Although some food supplies – organised by local businessmen and by aid agencies – are starting to arrive by sea in Palma, many people said the amounts were far too small and that prices for bread and rice had risen by four to six times.
Several people in Palma told us that they’d seen women and girls being abducted by the militants. Soon after flying back to the regional capital, Pemba, I met many more people with similar stories.
“I saw my daughter trying to run to the boat with two other children. The people from al-Shabab chased them. They took my daughter and many others. Then they set fire to our village,” said Fatima Abdul, 43, who’d escaped by sea late last year and was now living on the beach in Pemba, scavenging for seafood with nothing but a plastic sheet to protect her from the rain storms.
More about Mozambique’s insurgency:
“I’m still trying to find out what happened to my granddaughter. I don’t know if they took her to marry her or to kill her. I’m suffering and I don’t know how to fix things.

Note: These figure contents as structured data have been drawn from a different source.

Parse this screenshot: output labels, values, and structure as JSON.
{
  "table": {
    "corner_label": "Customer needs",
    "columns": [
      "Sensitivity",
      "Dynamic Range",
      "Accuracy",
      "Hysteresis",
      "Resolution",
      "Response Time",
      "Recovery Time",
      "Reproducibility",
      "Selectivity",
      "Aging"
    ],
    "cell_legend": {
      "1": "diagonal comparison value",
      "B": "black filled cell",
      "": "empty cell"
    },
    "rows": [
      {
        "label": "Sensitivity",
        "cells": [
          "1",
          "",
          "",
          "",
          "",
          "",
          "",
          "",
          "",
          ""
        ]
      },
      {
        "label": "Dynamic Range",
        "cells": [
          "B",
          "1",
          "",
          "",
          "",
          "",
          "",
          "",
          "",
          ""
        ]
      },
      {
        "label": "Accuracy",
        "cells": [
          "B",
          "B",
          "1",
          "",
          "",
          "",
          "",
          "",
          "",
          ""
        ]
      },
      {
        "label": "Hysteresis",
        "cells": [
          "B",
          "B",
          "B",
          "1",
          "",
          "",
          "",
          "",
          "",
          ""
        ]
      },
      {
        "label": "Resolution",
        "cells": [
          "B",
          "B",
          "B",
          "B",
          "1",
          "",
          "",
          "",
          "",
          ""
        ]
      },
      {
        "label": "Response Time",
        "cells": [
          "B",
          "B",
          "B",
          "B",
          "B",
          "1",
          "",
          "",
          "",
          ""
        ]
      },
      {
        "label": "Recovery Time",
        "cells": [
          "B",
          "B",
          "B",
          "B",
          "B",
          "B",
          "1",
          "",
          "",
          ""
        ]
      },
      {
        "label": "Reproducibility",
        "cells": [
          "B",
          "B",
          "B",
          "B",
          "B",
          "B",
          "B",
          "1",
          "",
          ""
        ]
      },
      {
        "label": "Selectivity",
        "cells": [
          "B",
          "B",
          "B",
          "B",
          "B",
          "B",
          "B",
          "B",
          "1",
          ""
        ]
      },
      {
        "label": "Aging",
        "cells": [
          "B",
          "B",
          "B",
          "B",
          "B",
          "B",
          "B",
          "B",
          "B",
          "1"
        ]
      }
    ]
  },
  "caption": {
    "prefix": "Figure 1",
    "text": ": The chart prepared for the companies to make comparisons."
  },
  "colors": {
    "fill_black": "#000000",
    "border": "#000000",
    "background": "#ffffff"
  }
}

We are stuck here with nothing. The help we get is not enough,” said Alberto Carlos Said, 67, a fisherman now living in a makeshift camp outside Pemba.
His granddaughter is 14-years-old. His daughter was also seized by al-Shabab, but was released when they discovered she was already pregnant.
“We came here by foot with nothing. We were afraid. We saw al-Shabab killing others with knives. There are many women I know who were abducted. There are many children in the camp here whose mothers were taken,” said Amina Bakar, 68, a weaver from the same village as Alberto Carlos Said.